Des différences stylistiques entre programmeurs aux poèmes en Perl de codeurs anonymes, il offre un ensemble singulier de contraintes créatives. Le code source est à la fois univoque et ambivalent : il ne tolère aucune ambiguïté dans son interprétation, tout en devant rester intelligible à la fois pour les machines et pour les humains. Il existe ainsi comme forme culturelle, visible dans les langages de programmation ésotériques ludiques, les concours visant à produire les programmes les plus obscurcis, ou encore dans des logiciels malveillants élégamment écrits.

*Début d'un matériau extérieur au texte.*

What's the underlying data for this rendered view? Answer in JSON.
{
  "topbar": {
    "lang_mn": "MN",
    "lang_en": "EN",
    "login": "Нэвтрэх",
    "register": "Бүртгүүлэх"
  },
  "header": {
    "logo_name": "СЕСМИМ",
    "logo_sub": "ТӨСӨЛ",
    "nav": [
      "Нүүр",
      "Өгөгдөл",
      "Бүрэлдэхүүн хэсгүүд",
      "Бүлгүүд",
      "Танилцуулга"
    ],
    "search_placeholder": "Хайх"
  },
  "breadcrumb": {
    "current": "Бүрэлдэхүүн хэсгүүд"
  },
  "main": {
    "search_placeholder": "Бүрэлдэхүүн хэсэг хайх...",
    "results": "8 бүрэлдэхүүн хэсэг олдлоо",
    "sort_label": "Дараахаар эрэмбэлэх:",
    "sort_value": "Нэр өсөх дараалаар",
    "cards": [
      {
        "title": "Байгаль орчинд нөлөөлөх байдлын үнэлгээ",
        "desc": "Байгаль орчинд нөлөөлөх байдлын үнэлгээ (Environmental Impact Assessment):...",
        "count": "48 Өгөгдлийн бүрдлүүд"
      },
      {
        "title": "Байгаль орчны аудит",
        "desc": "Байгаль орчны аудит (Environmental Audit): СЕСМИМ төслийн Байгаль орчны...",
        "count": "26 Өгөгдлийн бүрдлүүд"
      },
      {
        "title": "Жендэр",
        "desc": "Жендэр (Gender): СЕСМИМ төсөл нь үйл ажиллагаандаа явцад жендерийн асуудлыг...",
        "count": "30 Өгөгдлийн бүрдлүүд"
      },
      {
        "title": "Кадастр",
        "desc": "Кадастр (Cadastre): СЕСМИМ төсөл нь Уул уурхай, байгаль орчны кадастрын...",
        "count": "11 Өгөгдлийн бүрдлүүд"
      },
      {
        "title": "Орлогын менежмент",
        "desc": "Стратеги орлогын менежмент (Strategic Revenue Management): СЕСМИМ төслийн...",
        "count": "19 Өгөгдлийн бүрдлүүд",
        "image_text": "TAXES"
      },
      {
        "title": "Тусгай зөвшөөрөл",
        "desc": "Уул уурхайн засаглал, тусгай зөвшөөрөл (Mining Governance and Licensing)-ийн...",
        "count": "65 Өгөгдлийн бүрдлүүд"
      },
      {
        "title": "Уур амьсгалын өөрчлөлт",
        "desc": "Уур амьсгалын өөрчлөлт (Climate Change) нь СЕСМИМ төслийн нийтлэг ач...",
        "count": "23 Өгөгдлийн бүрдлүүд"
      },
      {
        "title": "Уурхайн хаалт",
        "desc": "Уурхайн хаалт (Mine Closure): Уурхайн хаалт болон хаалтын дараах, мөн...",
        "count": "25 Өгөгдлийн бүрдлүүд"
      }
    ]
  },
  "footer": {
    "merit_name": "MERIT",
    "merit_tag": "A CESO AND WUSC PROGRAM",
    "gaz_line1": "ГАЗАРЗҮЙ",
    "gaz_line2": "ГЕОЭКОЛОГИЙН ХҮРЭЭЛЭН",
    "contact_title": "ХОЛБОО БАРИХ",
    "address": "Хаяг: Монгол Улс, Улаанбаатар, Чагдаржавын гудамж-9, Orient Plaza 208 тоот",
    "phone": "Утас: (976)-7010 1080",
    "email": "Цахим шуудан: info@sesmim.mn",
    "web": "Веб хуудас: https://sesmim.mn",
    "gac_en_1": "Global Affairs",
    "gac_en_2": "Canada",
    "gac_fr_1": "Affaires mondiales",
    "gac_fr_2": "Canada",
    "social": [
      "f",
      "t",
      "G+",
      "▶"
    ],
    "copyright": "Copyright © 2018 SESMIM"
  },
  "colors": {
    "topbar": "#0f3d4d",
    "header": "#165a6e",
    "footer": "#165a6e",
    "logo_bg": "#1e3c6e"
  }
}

Mais le code source existe aussi au sein de la culture. Écrit par des humains inscrits dans des imaginaires et des pratiques spécifiques, il reflète le contexte dans lequel il est produit. Il peut par exemple exprimer la culture hacker, où savoirs et compétences techniques se mêlent à des plaisanteries d’initiés, ou refléter des luttes féministes lorsque le code devient un moyen d’expression artistique et politique. Dans un sens plus large, il émane d’une population largement homogène – majoritairement blanche, masculine et située dans le Nord global – au sein de laquelle les langues autres que l’anglais sont souvent perçues comme des curiosités et où les inégalités de genre demeurent profondément enracinées.